第5章20260312

 

5. 数量構造の図式表現

前章では,算数文章題に現れる関係量の体系を整理し,対応関係量と変化関係量の区別を示した。本章では,これらの数量構造を表現するための図式表現について整理する。序論では三量構造の例として三角構造を示したが,本章ではこれらの図式表現を一般化し,数量構造の表現方法としての役割を明確にする。

5.1 三量構造の図式表現

三量構造は,

  • 二つの存在量

  • 一つの関係量

から構成される。この関係は,図式的には三角形の構造として表現することができる。

この三角構造は,関係量が二つの存在量の関係として定義されることを示している。すなわち,

  • 上部に関係量

  • 下部に存在量

を配置することで,関係量が存在量の関係として成立していることを表現する。

この表現は,加減構造および乗除構造のいずれにおいても共通に用いることができる。例えば,

  • 合併

  • 比率

などは,いずれも三角構造によって表現される。

このように,三角構造は三量構造を可視化するための基本的な図式表現として位置づけることができる。

5.2 二重三角構造

対応関係量では,同じ存在量対から複数の関係量が定義される場合がある。前章で示したように,

  • 合併と差

  • 比率と逆比

は同一の存在量対から定義される関係量である。

このような場合,二つの三角構造を上下に重ねた形として表現することができる。この構造が本研究でいう二重三角構造である。

二重三角構造では,

  • 上部に関係量1

  • 下部に関係量2

  • 中央に二つの存在量

が配置される。

この図式表現により,同じ存在量対から複数の関係量が定義されることを視覚的に示すことができる。

二重三角構造は,数量関係の対称性を表現する図式として理解することができる。すなわち,

  • 合併と差

  • 比率と逆比

は,いずれも同じ存在量対から定義される対応関係量であり,この対称性が図式的に表現されている。

5.3 単三角構造

対応関係量とは異なり,変化関係量では同一の存在量対から二つの関係量を定義することができない。変化関係量では,

  • 変化前の量

  • 変化後の量

という時間的に異なる二つの状態の関係として,変化量が定義される。

この場合,数量構造は一つの三角構造によって表される。本研究ではこれを単三角構造と呼ぶ。

単三角構造では,

  • 上部に変化量

  • 下部に変化前と変化後の存在量

が配置される。

この構造は,対応関係量のように複数の関係量が同時に定義されないことを示している。

5.4 二重三角図の位置づけ

数量関係を図式的に表現する方法として,本研究では二重三角図を用いる。二重三角図は,三量構造および対応関係量の関係を視覚的に表現する方法であり,算数文章題の数量構造を可視化する手法として位置づけられる。

二重三角図の特徴は,数量関係を

  • 存在量

  • 関係量

の関係として明示的に表現できる点にある。特に,対応関係量の場合には,同一の存在量対から複数の関係量が定義されることを視覚的に示すことができる。

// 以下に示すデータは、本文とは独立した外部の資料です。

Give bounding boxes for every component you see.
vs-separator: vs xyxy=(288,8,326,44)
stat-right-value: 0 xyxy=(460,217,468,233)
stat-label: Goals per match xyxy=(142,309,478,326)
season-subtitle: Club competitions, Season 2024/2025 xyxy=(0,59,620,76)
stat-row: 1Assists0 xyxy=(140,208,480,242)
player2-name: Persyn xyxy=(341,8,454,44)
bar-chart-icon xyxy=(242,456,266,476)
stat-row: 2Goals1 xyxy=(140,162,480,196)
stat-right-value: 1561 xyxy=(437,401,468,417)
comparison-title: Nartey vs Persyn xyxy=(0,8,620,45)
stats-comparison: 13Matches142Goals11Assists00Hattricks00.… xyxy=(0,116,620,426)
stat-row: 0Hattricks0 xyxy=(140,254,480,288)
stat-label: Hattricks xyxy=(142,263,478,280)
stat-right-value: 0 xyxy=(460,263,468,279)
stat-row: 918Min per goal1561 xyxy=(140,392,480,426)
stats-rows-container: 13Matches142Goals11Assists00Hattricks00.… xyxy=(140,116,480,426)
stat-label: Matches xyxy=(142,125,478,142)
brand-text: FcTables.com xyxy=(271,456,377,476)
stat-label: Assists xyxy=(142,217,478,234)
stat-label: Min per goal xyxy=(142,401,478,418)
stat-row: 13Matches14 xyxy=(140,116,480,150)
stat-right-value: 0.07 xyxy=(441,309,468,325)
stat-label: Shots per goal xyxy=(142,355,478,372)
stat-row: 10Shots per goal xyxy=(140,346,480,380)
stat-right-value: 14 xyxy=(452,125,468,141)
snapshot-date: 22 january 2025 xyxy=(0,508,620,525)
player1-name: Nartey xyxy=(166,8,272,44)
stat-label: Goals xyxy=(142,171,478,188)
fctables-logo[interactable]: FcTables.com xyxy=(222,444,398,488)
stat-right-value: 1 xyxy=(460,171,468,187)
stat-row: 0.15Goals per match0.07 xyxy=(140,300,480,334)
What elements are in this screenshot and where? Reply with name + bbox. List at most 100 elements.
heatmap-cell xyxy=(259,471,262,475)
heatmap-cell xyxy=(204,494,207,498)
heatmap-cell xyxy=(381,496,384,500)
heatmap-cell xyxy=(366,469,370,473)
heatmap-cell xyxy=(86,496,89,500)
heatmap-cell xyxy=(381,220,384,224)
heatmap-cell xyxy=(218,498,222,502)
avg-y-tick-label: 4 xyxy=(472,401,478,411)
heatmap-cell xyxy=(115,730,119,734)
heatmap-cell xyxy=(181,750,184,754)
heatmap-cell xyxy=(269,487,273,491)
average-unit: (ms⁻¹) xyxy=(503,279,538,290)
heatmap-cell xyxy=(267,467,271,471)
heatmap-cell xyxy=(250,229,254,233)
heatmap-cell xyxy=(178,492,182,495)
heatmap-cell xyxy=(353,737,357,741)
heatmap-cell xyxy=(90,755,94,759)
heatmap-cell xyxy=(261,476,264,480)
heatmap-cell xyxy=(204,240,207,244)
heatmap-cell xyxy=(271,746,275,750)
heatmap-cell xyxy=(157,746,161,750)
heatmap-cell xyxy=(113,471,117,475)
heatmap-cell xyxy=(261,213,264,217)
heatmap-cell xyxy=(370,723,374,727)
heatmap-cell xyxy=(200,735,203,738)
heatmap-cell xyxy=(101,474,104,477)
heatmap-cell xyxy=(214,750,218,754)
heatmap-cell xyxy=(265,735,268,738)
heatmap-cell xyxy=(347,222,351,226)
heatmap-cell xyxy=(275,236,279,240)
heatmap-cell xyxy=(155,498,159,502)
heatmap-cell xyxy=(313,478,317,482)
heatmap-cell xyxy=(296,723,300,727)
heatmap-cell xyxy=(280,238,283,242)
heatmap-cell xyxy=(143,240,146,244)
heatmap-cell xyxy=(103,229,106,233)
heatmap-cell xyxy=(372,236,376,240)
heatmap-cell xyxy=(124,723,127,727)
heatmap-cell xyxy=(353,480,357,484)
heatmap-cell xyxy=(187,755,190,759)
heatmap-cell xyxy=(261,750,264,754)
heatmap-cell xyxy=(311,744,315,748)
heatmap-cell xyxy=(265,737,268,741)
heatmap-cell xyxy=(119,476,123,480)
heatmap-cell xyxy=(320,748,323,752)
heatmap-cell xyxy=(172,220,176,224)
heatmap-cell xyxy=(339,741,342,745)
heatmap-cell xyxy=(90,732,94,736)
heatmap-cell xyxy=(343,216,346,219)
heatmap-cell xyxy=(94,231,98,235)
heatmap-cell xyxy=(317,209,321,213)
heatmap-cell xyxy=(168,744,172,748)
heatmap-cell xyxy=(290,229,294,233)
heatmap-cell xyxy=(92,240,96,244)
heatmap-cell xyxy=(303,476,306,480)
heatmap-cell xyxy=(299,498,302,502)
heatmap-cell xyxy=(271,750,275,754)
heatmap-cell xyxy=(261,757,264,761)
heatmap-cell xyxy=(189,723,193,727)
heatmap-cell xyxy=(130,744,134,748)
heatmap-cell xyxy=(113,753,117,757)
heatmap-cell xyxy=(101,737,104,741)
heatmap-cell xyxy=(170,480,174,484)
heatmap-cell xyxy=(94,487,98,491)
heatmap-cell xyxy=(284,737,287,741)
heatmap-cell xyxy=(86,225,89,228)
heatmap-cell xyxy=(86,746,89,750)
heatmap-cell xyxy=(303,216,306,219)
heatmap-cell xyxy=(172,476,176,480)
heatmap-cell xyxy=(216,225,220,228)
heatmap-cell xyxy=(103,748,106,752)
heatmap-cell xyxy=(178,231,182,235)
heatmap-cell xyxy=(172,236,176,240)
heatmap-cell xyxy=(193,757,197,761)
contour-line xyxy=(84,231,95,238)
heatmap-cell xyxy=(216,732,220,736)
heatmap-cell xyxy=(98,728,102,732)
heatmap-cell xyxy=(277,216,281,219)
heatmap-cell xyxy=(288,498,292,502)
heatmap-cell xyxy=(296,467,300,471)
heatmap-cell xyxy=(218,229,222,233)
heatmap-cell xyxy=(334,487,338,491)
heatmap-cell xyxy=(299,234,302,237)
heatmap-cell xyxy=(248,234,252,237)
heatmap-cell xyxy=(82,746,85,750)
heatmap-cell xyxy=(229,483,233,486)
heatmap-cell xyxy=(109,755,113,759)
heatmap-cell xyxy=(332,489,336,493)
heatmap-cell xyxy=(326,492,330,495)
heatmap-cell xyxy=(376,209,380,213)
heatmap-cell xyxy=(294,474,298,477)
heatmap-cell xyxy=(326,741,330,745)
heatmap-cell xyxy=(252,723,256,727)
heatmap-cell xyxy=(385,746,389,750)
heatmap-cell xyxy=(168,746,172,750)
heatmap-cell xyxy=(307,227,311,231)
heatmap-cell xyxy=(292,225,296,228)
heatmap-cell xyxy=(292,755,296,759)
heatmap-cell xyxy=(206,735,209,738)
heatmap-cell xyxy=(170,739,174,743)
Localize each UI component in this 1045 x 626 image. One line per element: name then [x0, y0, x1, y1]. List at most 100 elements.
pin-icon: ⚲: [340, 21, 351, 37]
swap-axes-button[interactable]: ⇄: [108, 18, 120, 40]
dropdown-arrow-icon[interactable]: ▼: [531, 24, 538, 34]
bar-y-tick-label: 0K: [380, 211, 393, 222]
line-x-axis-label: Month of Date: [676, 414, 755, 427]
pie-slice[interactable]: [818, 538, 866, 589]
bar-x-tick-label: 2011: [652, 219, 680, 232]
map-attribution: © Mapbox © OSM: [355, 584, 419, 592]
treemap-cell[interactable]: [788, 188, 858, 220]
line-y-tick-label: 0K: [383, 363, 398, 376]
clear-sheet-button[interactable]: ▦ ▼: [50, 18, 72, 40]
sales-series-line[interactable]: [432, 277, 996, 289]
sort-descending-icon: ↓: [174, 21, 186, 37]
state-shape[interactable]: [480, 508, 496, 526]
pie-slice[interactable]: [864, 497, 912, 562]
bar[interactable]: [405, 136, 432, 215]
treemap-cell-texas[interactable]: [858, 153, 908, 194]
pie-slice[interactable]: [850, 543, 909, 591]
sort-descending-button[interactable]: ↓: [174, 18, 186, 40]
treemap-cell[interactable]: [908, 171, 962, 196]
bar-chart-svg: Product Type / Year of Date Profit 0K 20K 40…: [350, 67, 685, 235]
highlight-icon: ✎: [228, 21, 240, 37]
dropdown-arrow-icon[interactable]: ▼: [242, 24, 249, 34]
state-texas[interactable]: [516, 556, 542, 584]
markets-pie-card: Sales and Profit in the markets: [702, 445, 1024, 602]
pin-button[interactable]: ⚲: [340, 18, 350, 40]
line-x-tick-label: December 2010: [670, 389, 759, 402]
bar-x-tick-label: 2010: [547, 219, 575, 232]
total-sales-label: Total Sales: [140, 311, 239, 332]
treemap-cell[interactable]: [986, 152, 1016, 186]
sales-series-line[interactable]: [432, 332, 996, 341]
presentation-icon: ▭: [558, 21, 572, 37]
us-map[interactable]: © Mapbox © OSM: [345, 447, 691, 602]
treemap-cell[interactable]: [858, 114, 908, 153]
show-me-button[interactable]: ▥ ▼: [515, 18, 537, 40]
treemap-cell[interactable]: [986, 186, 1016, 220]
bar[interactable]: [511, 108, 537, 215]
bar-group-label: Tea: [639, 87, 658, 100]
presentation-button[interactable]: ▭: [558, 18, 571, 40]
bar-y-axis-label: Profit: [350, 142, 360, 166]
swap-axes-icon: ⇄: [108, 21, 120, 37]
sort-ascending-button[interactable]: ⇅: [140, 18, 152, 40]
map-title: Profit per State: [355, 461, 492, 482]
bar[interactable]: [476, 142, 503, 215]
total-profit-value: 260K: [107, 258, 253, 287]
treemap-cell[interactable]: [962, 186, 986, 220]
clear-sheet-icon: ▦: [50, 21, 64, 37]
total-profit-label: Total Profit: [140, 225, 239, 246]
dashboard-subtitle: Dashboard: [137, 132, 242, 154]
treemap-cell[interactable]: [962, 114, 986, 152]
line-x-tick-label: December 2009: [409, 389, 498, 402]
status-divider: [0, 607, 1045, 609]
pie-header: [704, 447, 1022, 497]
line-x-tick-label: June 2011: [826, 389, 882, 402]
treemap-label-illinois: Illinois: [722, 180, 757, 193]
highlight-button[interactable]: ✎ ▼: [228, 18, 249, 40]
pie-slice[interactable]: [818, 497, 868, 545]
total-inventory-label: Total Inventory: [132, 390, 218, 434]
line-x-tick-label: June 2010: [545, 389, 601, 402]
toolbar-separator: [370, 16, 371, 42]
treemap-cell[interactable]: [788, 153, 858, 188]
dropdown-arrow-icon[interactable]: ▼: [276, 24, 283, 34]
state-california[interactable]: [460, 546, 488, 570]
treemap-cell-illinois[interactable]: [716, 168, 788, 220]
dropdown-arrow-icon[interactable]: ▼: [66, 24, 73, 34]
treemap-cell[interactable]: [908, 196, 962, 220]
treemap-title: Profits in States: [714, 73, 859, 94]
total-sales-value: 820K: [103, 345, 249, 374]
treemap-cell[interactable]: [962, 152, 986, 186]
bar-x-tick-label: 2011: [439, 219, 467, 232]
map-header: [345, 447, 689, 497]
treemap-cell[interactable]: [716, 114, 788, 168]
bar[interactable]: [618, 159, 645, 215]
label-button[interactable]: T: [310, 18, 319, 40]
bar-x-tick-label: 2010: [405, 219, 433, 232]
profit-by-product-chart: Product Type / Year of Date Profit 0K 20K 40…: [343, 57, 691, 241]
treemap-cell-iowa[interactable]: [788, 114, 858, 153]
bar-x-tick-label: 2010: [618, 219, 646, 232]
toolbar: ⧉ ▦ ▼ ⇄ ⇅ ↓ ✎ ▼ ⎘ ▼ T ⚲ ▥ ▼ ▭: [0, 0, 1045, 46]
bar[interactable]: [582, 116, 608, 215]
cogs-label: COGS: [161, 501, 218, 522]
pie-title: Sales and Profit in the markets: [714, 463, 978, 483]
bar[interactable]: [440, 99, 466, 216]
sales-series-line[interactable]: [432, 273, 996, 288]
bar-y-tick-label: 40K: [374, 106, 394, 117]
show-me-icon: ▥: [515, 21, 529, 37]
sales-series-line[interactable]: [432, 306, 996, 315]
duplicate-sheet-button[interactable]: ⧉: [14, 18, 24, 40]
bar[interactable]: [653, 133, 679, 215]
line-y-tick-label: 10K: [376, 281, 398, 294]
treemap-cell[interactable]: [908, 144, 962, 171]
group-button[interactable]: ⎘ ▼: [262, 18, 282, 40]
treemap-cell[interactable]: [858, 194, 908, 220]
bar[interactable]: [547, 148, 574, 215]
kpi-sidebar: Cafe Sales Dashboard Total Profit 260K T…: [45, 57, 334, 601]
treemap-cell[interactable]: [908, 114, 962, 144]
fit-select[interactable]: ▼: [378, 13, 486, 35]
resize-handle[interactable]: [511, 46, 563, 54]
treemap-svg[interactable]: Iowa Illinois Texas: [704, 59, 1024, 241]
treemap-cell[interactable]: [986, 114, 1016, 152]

また,二重三角図は算数文章題の解決過程を説明するための表現としても利用することができる。例えば,文章題を解く際には,

  1. 問題文に現れる存在量を同定する

  2. 存在量間の関係量を特定する

  3. 関係量を用いて求める量を導く

という手順が必要となる。二重三角図は,これらの関係を構造として表現することで,数量関係の理解を支援することができる。

5.5 図式表現の役割

以上のように,本研究で用いる図式表現は,数量構造そのものを定義するものではなく,数量構造を可視化するための表現方法として位置づけられる。すなわち,

  • 三量構造

  • 関係量体系

は理論的構造であり,三角構造や二重三角図はそれを表現するための図式である。

この区別により,

  • 数量構造(理論)

  • 図式表現(表現方法)

を明確に分離することができる。二重三角図は,存在量・関係量モデルに基づく数量構造を視覚的に表現する方法として位置づけられる。